Cain said he planned on nominating Dick George, another newly elected member, as president. Cain said he became impressed with George's ability and character while he and George, as councilmen-elect, sat through budget meetings with the council.

"I got to know him, and saw his character and attributes," Cain said. "I would like to have had at least a chance to nominate him."

Cain said there were no hard feelings over the way things were done and that he will do his best to work with McCammon and Cook.

McCammon and Cook, asked later if their actions were rehearsed, said they were not.

D. Lloyd Reichard, the council's lawyer, said the council members were within their rights to close nominations immediately after a single nomination was moved, even if the action prevented further nominations.

McCammon succeeds Douglas Tengler as president. Tengler did not seek re-election.

George, a retired Waynesboro schoolteacher, succeeds outgoing Councilman Clint Barkdoll to represent Ward 1. Barkdoll, who was appointed a year ago to fill out an unexpired term, chose not to seek re-election.

The third new council member sworn in by Mayor Louis Barlup Monday was A.J. Benchoff. He replaces Allen Porter in Ward 3. Porter, who served six years, the first two of which were appointed, did not run again.

Before the reorganization, the old council under Tengler held a 15-minute executive session about legal matters. When the members emerged, Tengler announced that the council authorized itself to take legal action against the Pennsylvania Housing Finance Agency in Harrisburg, Pa., the agency funding a controversial 22-unit, low- and moderate-income rental housing complex near the Wayne Gardens neighborhood.
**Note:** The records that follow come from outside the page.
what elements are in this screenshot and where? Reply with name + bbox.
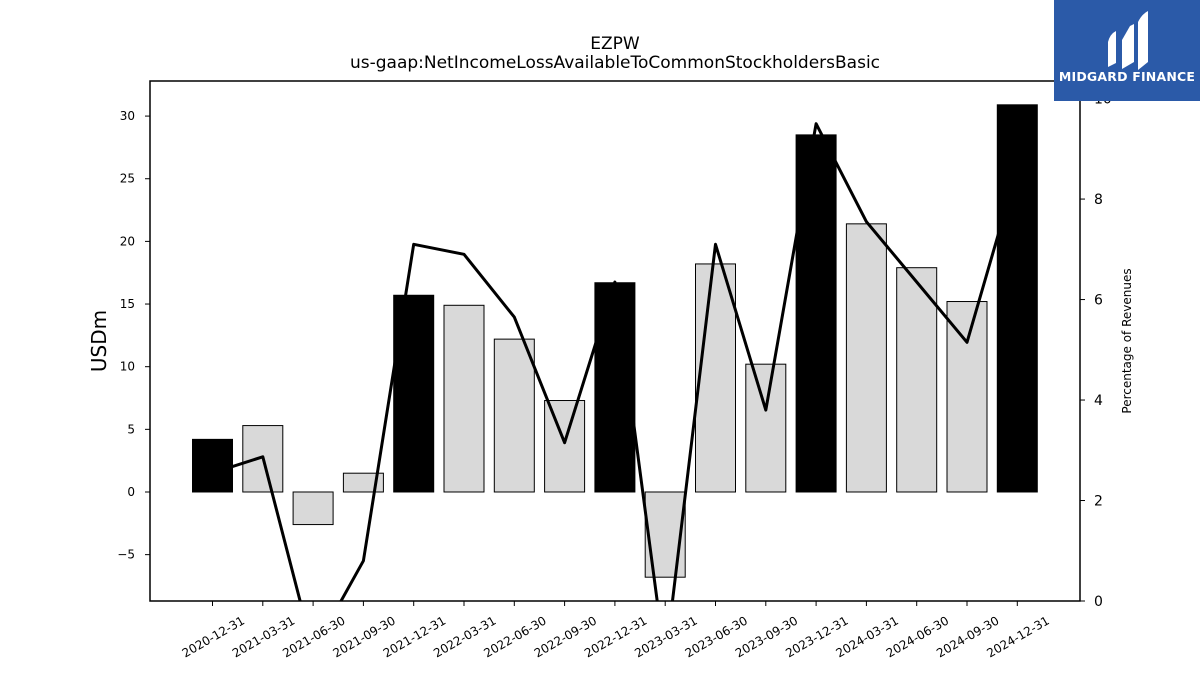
line-path — [212, 122, 1019, 601]
y-axis-label: USDm — [87, 310, 111, 372]
bar — [695, 263, 736, 493]
y2-tick-label: 4 — [1094, 393, 1103, 409]
chart-title: EZPW — [590, 34, 640, 54]
y-tick-label: 15 — [120, 297, 135, 311]
logo-mark-icon — [1108, 11, 1148, 70]
y2-tick-label: 0 — [1094, 594, 1103, 610]
y2-axis-label: Percentage of Revenues — [1120, 268, 1134, 413]
brand-logo: MIDGARD FINANCE — [1054, 0, 1200, 101]
y2-tick-label: 8 — [1094, 192, 1103, 208]
bar — [946, 301, 988, 493]
y-tick-label: 5 — [127, 422, 135, 436]
bar — [493, 338, 535, 493]
bar — [896, 267, 938, 493]
bar — [192, 438, 233, 493]
y-tick-label: −5 — [117, 548, 135, 562]
bar-series — [192, 104, 1038, 578]
bar — [795, 134, 837, 493]
bar — [443, 304, 485, 493]
bar — [393, 294, 435, 493]
chart-subtitle: us-gaap:NetIncomeLossAvailableToCommonSt… — [350, 53, 880, 73]
y-tick-label: 0 — [127, 485, 135, 499]
bar — [342, 472, 384, 493]
y-tick-label: 10 — [120, 360, 135, 374]
line-series — [212, 122, 1019, 601]
y2-tick-label: 6 — [1094, 293, 1103, 309]
bar — [544, 400, 586, 493]
y-tick-label: 30 — [120, 109, 135, 123]
bar — [292, 491, 334, 526]
y-tick-label: 25 — [120, 172, 135, 186]
y2-tick-label: 2 — [1094, 494, 1103, 510]
logo-text: MIDGARD FINANCE — [1058, 69, 1196, 84]
bar — [996, 104, 1038, 493]
bar — [745, 363, 787, 493]
bar — [845, 223, 887, 493]
y-tick-label: 20 — [120, 234, 135, 248]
It is being built by the Franklin County Housing Authority. The council, along with a group of Wayne Gardens residents, has been fighting the project, with Tengler and Barkdoll leading the council's effort.
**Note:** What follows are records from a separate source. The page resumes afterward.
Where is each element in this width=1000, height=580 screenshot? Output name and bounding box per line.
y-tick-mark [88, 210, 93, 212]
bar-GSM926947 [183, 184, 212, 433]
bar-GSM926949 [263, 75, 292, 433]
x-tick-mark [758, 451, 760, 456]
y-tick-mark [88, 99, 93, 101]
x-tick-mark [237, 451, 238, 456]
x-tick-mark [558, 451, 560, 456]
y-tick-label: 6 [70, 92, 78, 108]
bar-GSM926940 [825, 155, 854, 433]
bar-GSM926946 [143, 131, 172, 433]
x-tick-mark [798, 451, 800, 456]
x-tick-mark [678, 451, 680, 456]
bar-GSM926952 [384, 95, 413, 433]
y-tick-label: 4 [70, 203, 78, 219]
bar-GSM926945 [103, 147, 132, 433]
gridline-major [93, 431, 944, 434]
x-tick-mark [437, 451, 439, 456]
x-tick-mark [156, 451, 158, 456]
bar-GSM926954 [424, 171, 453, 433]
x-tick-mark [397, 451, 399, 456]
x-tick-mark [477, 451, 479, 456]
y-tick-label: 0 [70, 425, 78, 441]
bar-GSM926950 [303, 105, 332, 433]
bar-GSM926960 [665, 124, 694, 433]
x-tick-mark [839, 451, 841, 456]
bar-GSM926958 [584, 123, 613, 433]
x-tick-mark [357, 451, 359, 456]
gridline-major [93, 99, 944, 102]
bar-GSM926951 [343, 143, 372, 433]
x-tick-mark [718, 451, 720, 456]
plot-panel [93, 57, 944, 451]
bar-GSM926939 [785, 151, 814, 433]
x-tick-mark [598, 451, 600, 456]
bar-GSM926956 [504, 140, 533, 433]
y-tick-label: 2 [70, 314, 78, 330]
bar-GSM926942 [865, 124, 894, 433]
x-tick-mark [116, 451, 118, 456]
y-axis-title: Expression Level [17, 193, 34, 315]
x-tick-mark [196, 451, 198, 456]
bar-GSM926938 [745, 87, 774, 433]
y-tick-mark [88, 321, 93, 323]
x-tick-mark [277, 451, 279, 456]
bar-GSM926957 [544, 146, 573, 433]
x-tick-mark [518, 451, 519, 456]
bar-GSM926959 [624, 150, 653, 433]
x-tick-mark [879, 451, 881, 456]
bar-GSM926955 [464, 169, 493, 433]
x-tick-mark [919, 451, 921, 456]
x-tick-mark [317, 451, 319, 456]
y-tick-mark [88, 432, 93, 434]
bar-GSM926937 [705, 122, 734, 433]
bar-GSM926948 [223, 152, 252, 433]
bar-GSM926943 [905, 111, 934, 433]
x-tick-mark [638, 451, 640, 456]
Tengler said after he stepped down Monday that he and Wayne Gardens residents were forming a citizens group called FROG, or Friends of Wayne Gardens, to continue the fight against the project.

He and Barkdoll say there is a need for moderate-income housing in Waynesboro, but it should be owner-occupied, not rental property, so people living in the units can break the yoke of poverty through home ownership.

Neither Tengler nor Barkdoll would say what kind of legal action would be taken against the Pennsylvania Housing Finance Agency.